Ces mères qui ont survécu aux robots

En bonne insulaire, mon arrière-grand-mère Stoča savait nager avant d’apprendre à marcher. A la puberté, le sang de ses règles s’écoulait librement le long de ses jambes nues tandis qu’elle déambulait le long de la mer, l’œil rivé sur le continent yougoslave. Rêvait-elle d’échapper au sort de ses frères et sœurs, happés par la famine ?

Stoča, à 61 ans. Elle gardera une crinière de jais jusqu'à un âge très avancé. © Caroline Pierre Stoča, à 61 ans. Elle gardera une crinière de jais jusqu'à un âge très avancé. © Caroline Pierre
A 20 ans, Stoča embarquait sur le ferry pour Zadar puis montait à bord du train qui la mènerait vers la Belgique : on disait que là-bas, il y avait du travail pour tous, et surtout de la nourriture, des saucissons dans les rues ! Son fiancé la rejoindrait plus tard. En 1931, Stoča avait 21 ans, était fraichement débarquée dans le bassin liégeois et baragouinait à peine un français qu’elle parlerait toujours avec un accent à couper au couteau. Cette année-là, ma grand-mère Milka voyait le jour à la clinique d’Ougrée, comme plus tard mes parents et moi-même. Sur le point d’accoucher, dans le tram vers la maternité, Stoča pleurait, hurlait « babi, babi arrive ! » et voulait se jeter dans la Meuse, parce qu’elle refusait l’idée que son enfant grandisse sans père. Ce dernier ne donnait plus signe de vie, et les ragots qui parvenaient de Yougoslavie disaient que ce coureur de jupons menait grand train tandis que mon arrière-grand-mère s’échinait déjà à l’usine. Pourtant, deux ans plus tard, Albina naitrait du même lit… On n’entendrait plus parler du géniteur avant les années 60, lorsque Milka se rendrait avec son propre fils sur la terre de ses ancêtres (non-gauloises), comme j’allais le faire 45 ans plus tard.

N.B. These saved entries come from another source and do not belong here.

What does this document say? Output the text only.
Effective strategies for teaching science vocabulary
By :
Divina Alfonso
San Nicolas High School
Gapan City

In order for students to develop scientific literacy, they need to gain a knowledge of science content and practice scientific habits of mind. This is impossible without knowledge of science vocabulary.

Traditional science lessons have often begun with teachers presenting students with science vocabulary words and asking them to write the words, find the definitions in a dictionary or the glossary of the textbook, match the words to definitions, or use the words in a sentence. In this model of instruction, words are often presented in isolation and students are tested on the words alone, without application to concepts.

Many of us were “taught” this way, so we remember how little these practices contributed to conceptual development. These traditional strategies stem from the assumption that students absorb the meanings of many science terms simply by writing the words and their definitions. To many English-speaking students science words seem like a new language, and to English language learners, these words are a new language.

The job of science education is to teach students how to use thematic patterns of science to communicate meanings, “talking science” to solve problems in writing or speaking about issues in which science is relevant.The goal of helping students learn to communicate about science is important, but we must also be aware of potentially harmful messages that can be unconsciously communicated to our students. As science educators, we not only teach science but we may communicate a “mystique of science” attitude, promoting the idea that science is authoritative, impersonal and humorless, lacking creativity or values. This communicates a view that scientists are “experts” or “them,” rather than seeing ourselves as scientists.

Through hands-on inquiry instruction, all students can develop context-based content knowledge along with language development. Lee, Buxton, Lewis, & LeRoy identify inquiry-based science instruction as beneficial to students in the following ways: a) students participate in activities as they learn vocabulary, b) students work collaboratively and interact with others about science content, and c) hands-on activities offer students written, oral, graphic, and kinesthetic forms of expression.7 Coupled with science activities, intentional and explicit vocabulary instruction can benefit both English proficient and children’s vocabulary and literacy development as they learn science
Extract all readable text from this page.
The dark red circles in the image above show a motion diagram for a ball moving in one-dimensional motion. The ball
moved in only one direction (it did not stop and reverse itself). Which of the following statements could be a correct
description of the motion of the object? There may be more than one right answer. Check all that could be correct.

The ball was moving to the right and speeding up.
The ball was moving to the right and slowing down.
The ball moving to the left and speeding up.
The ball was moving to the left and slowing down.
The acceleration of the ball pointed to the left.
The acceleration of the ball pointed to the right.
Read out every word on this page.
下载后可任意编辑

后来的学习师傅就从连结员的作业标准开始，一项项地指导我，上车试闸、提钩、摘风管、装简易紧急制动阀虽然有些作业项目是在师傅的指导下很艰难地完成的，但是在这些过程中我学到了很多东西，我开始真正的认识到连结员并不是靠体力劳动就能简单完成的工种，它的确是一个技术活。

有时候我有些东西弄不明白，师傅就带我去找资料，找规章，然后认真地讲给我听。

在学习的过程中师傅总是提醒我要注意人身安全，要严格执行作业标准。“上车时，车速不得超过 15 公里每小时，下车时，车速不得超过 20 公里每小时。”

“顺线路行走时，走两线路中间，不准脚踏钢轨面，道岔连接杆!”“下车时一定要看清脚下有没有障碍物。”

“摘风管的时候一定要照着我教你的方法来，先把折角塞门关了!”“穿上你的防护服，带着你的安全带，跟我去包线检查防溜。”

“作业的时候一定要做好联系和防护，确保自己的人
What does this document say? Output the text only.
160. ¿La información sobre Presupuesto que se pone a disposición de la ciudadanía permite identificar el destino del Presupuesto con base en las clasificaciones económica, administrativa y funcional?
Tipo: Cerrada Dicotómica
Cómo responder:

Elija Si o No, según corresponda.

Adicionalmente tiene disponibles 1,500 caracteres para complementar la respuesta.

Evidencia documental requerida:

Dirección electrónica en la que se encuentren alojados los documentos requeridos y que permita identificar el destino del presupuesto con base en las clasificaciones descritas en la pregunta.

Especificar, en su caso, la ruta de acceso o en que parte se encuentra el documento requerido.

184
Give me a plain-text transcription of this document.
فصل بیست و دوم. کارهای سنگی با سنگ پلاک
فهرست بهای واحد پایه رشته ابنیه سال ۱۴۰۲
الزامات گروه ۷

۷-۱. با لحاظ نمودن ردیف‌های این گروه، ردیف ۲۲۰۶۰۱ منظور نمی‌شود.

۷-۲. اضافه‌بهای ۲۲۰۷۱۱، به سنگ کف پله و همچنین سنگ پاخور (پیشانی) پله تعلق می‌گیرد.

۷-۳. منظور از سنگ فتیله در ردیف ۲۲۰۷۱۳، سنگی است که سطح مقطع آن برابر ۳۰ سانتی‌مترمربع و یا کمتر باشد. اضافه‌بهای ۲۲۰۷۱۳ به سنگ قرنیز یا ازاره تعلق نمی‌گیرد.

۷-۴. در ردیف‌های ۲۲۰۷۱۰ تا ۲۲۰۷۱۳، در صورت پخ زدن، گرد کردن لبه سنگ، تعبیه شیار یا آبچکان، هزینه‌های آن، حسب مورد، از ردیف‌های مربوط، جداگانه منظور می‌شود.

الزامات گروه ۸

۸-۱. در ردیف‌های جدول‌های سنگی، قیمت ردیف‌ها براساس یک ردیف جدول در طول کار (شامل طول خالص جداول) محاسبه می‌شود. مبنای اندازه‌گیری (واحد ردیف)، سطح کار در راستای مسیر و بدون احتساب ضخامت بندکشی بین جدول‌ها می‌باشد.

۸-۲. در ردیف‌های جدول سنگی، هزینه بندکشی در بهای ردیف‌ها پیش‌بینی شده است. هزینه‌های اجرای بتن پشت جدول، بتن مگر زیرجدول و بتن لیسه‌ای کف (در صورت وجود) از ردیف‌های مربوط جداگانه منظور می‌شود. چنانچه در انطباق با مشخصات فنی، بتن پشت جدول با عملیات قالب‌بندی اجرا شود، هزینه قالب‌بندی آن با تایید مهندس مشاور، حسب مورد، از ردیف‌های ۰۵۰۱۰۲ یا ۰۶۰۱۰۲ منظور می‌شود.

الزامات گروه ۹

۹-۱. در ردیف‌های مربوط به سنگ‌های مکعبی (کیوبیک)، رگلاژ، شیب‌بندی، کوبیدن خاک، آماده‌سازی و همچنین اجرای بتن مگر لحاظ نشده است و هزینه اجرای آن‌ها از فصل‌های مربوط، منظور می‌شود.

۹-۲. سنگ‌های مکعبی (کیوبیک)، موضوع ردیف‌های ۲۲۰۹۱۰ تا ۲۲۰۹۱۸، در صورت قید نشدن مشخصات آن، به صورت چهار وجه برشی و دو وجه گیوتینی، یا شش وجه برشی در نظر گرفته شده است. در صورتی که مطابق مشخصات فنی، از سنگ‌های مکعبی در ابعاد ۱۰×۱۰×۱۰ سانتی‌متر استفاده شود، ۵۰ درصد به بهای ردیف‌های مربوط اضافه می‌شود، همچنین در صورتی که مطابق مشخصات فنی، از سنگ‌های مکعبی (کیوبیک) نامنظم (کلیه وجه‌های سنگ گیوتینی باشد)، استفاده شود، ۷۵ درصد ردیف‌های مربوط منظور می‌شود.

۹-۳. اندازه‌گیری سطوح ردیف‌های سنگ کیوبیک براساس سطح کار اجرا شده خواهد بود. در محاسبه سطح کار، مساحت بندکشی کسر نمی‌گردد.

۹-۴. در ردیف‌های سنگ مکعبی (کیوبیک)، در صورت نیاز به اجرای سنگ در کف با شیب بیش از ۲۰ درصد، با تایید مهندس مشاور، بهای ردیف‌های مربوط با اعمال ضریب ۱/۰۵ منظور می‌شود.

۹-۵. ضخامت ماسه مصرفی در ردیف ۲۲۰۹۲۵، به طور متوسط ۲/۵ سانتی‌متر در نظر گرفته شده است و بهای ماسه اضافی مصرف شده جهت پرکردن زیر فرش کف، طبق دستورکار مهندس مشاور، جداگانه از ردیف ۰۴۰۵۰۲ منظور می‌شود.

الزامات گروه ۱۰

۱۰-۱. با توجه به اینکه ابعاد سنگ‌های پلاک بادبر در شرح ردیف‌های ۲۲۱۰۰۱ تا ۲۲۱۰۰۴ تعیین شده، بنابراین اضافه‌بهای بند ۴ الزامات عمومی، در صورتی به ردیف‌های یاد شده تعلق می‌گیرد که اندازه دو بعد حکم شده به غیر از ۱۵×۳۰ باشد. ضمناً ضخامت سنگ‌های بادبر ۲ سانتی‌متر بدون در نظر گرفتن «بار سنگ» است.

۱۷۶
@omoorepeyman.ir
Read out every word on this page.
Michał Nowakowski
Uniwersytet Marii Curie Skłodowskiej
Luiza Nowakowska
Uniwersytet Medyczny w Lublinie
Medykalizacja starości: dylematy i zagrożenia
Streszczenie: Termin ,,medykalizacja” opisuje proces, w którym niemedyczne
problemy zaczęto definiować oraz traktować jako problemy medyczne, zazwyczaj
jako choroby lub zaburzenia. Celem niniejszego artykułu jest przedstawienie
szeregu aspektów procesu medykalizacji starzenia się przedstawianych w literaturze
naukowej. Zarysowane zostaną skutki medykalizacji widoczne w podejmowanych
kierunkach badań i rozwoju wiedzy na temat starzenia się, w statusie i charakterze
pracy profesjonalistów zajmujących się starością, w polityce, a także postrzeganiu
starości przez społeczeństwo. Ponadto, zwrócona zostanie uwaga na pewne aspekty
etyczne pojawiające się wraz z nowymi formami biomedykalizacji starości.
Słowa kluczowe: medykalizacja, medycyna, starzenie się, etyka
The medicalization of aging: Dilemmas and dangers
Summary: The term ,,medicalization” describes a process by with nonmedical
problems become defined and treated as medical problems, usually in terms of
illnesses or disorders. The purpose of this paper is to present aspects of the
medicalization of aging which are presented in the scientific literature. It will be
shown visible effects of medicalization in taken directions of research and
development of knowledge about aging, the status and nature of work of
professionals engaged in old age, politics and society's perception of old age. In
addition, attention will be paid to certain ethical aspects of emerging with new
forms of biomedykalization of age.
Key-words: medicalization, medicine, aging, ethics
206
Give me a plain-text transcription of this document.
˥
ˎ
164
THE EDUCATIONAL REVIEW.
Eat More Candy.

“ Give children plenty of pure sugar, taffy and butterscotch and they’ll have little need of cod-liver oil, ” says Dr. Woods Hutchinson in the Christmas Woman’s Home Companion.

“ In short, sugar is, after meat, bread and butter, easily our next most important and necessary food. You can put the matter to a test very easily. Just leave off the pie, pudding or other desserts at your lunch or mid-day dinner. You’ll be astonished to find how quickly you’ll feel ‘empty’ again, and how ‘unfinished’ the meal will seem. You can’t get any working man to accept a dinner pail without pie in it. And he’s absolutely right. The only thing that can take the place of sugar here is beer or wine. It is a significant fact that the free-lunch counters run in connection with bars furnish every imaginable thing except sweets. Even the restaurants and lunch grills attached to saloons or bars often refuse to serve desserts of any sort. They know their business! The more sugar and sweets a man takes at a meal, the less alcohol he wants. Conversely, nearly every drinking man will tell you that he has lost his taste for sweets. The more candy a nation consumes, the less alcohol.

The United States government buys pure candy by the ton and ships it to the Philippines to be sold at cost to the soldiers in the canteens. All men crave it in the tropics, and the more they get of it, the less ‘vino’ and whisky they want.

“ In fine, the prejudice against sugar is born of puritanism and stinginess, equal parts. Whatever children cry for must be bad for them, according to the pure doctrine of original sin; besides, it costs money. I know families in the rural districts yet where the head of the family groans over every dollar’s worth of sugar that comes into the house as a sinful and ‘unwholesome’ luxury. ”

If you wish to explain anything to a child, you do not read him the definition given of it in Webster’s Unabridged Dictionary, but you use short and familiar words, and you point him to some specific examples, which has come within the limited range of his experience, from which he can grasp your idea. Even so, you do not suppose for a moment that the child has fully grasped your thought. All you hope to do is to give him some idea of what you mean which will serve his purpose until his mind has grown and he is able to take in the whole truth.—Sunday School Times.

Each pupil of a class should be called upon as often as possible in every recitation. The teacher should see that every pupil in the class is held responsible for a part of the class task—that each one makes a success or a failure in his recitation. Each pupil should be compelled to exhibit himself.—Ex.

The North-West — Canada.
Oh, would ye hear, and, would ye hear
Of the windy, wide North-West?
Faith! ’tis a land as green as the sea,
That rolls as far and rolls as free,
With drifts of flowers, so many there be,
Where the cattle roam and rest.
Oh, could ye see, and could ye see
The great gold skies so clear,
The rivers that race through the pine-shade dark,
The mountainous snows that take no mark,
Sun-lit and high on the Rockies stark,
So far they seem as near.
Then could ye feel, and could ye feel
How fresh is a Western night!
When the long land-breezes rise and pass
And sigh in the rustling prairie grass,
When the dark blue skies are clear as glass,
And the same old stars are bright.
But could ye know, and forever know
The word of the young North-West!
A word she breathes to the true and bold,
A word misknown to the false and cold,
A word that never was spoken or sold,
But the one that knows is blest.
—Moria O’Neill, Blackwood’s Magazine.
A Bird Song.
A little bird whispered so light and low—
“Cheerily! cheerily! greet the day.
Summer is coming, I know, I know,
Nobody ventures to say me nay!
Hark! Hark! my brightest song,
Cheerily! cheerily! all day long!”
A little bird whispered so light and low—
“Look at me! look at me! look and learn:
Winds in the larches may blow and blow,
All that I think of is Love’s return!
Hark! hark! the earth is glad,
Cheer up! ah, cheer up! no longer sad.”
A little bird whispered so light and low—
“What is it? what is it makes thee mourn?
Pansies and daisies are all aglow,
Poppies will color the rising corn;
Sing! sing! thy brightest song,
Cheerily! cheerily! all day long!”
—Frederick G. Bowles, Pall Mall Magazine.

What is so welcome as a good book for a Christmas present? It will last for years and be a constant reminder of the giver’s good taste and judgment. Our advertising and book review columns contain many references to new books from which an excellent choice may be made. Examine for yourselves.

1930-1950. La vie était dure à Seraing, mais Stoča encore plus. Pour nourrir ses petites filles, elle cultivait un grand potager après sa journée de travail ; pour les chauffer elle récoltait du charbon sur les terrils environnants ; pour les vêtir elle filait la laine qu’elle trouvait sur les barbelés des enclos à moutons. Pendant la guerre, mes trois aïeules ont parcouru la campagne en mendiant des œufs et du beurre aux fermiers. Elles survécurent aux « Robots », les bombes qui sont tombées sur notre région, et aussi à une arrestation par les Allemands.

L’homme de leur vie, ce sera Defendente, un communiste italien. Avec beaucoup de pudeur, il a élevé les deux fillettes qui le considèreront comme un père, sans jamais l’appeler papa. Il aurait aimé avoir un enfant bien à lui, mais Stoča refusait l’idée d’avoir une descendance issue de deux lits différents. Elle a gardé le secret des avortements clandestins qui lui ont permis de tenir sa promesse intime.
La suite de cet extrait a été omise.